Wednesday, March 5, 2008

DIY SSD Guide


Solid state disks (SSDs) are a flash-based memory storage device that carries an insane price premium in the current market. They will usually cost $600 to $1,000 as an upgrade from the manufacturer or computer parts store, making them outside the price range of many consumers. A new cheaper (slightly slower) option is available thanks to low-cost, high-capacity flash cards. This option is using a cheap compact flash to SATA adapter, and purchasing a moderately fast memory card that would fill your storage needs.

For this review I aimed to keep the price less than $100 just to show how affordable this option could be.

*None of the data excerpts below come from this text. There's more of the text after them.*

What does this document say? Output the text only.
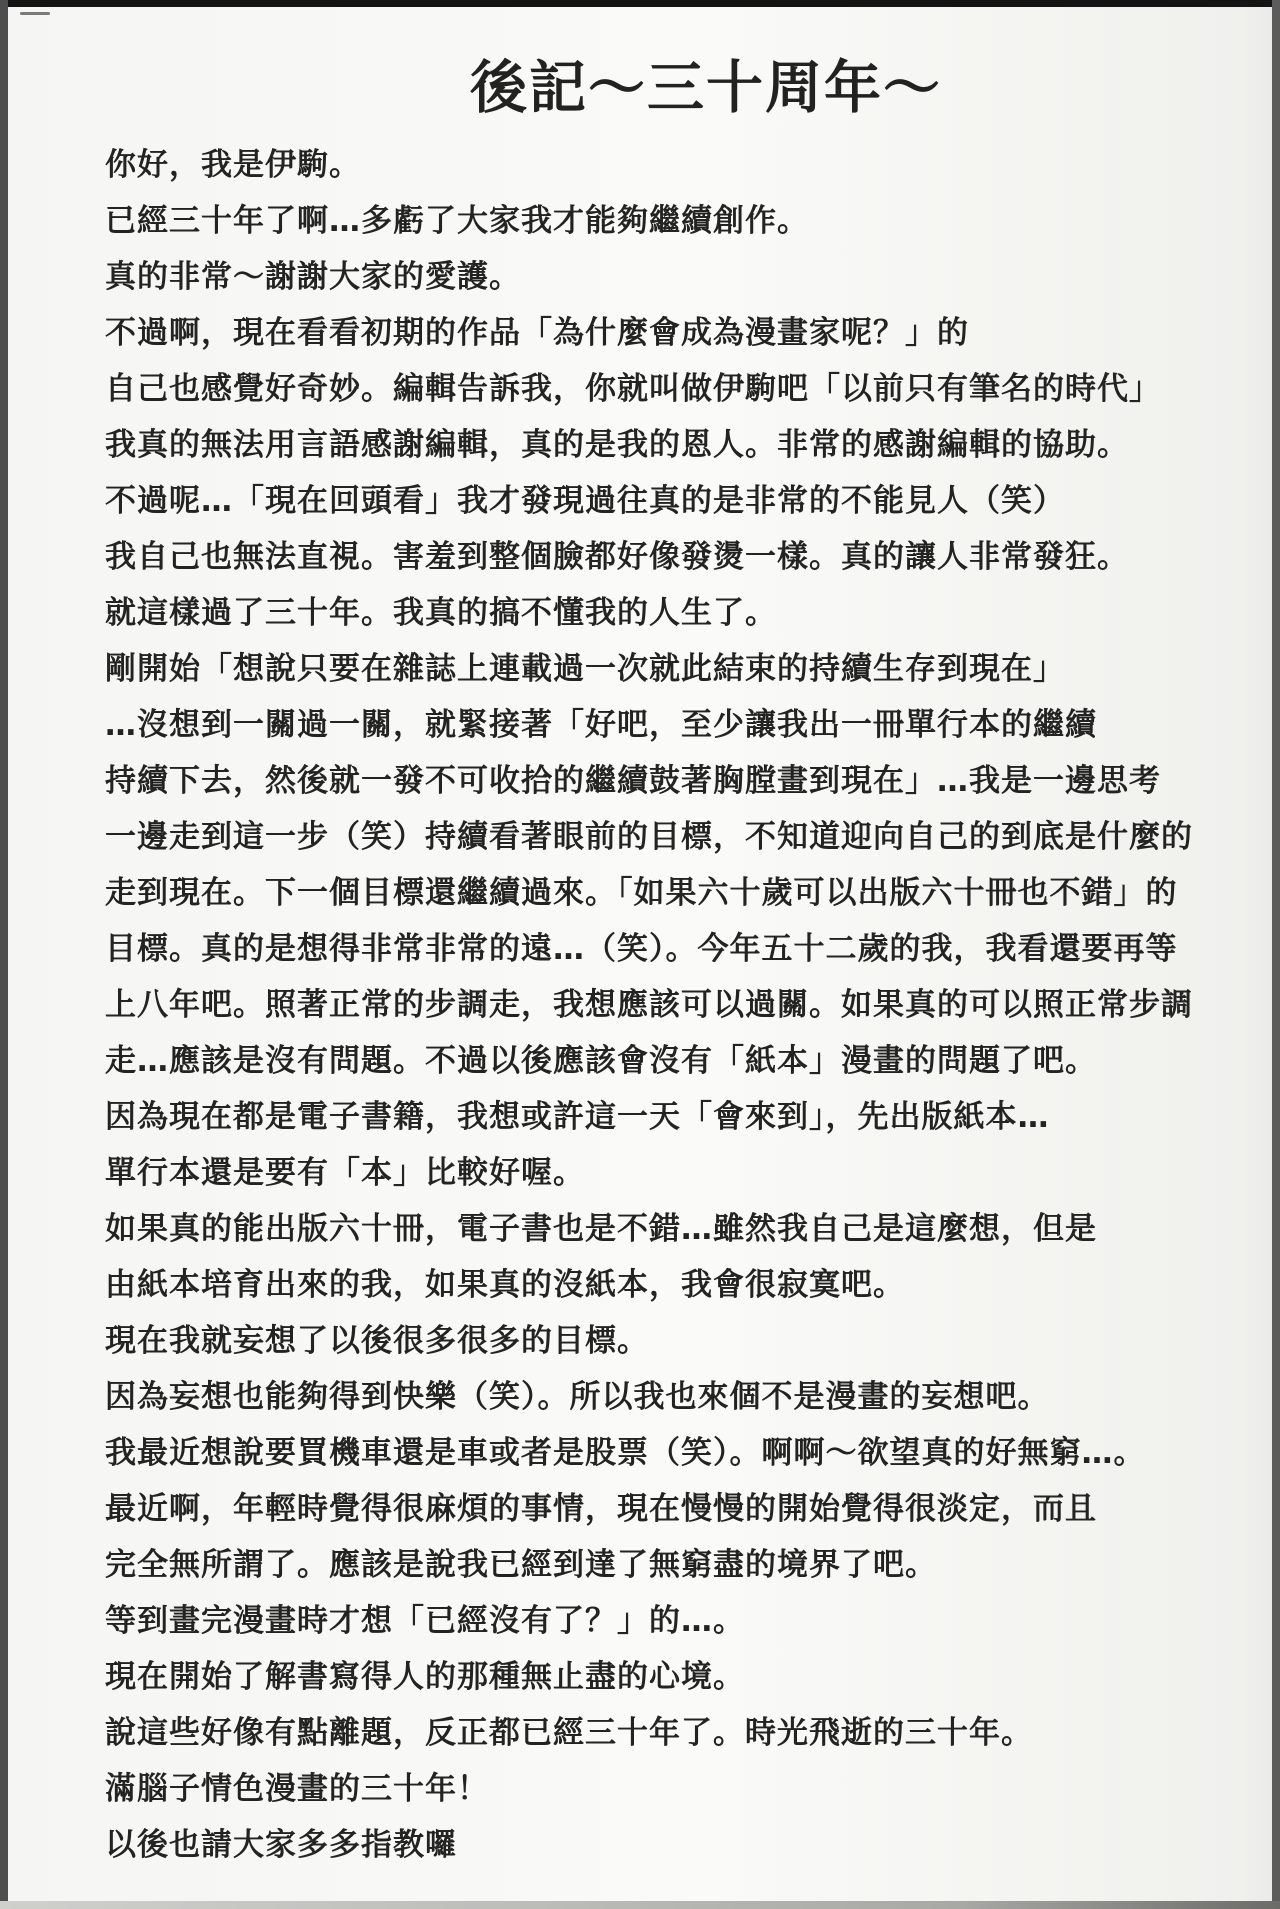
後記～三十周年～

你好，我是伊駒。

已經三十年了啊…多虧了大家我才能夠繼續創作。

真的非常～謝謝大家的愛護。

不過啊，現在看看初期的作品「為什麼會成為漫畫家呢？」的

自己也感覺好奇妙。編輯告訴我，你就叫做伊駒吧「以前只有筆名的時代」

我真的無法用言語感謝編輯，真的是我的恩人。非常的感謝編輯的協助。

不過呢…「現在回頭看」我才發現過往真的是非常的不能見人（笑）

我自己也無法直視。害羞到整個臉都好像發燙一樣。真的讓人非常發狂。

就這樣過了三十年。我真的搞不懂我的人生了。

剛開始「想說只要在雜誌上連載過一次就此結束的持續生存到現在」

…沒想到一關過一關，就緊接著「好吧，至少讓我出一冊單行本的繼續

持續下去，然後就一發不可收拾的繼續鼓著胸膛畫到現在」…我是一邊思考

一邊走到這一步（笑）持續看著眼前的目標，不知道迎向自己的到底是什麼的

走到現在。下一個目標還繼續過來。「如果六十歲可以出版六十冊也不錯」的

目標。真的是想得非常非常的遠…（笑）。今年五十二歲的我，我看還要再等

上八年吧。照著正常的步調走，我想應該可以過關。如果真的可以照正常步調

走…應該是沒有問題。不過以後應該會沒有「紙本」漫畫的問題了吧。

因為現在都是電子書籍，我想或許這一天「會來到」，先出版紙本…

單行本還是要有「本」比較好喔。

如果真的能出版六十冊，電子書也是不錯…雖然我自己是這麼想，但是

由紙本培育出來的我，如果真的沒紙本，我會很寂寞吧。

現在我就妄想了以後很多很多的目標。

因為妄想也能夠得到快樂（笑）。所以我也來個不是漫畫的妄想吧。

我最近想說要買機車還是車或者是股票（笑）。啊啊～欲望真的好無窮…。

最近啊，年輕時覺得很麻煩的事情，現在慢慢的開始覺得很淡定，而且

完全無所謂了。應該是說我已經到達了無窮盡的境界了吧。

等到畫完漫畫時才想「已經沒有了？」的…。

現在開始了解書寫得人的那種無止盡的心境。

說這些好像有點離題，反正都已經三十年了。時光飛逝的三十年。

滿腦子情色漫畫的三十年！

以後也請大家多多指教囉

Addonics CF To SATA HDD Adapter

  • Enable Compact Flash (CFI/II) or Micro DriveTM to be used like ordinary 2.5" SATA hard drive
  • Mounts directly onto notebook 2.5" SATA connector
  • CF Card can be the primary bootable device containing the OS and applications.
  • Transparent to the operating system and does not require any drivers
  • Supports DMA and Ultra DMA modes (only on flash media card with such features).
  • Compatible with DOS, Windows 3.1, NT4, 98SE, Me, 2000, XP, Vista, Mac, Linux
  • Price $30 (available here)

Trancend 4GB 266x Compact Flash

  • Capacity 4GB
  • Speed 266X (40MB/sec Max)
  • Support IDE PIO mode 6, Ultra DMA mode 4
  • Compliant with the CF4.0 specification
  • Built-in hardware ECC technology
  • Built-in ATA interface for easy Plug and Play interoperability
  • Lower power consumption
  • Price $60

Kingston 4GB 133x Compact Flash

  • Speed - 25MB/sec. read, 20MB/sec. write
  • Standardized - complies with CompactFlash Association specification standards
  • Economical - autosleep mode preserves system battery life
  • Price $40 (Free after rebate)

Sandisk Ultra II 512MB Compact Flash

  • Minimum of 10MB/second sequential read speed for ultra-fast image viewing and data transfer
  • Minimum 9MB/second sequential write speed lets you capture large image files faster
  • Low power consumption for longer battery life
  • Price Free, old flash laying around

Setup

One nice perk of these types of devices is they don't require any drivers to work on any system. There are a few requirements though; the system must have SATA, and the compact flash card must support DMA modes. Some older flash cards will have problems, but since 4GB to 16GB flash cards didn't economically exist a few years ago, this should not be a problem.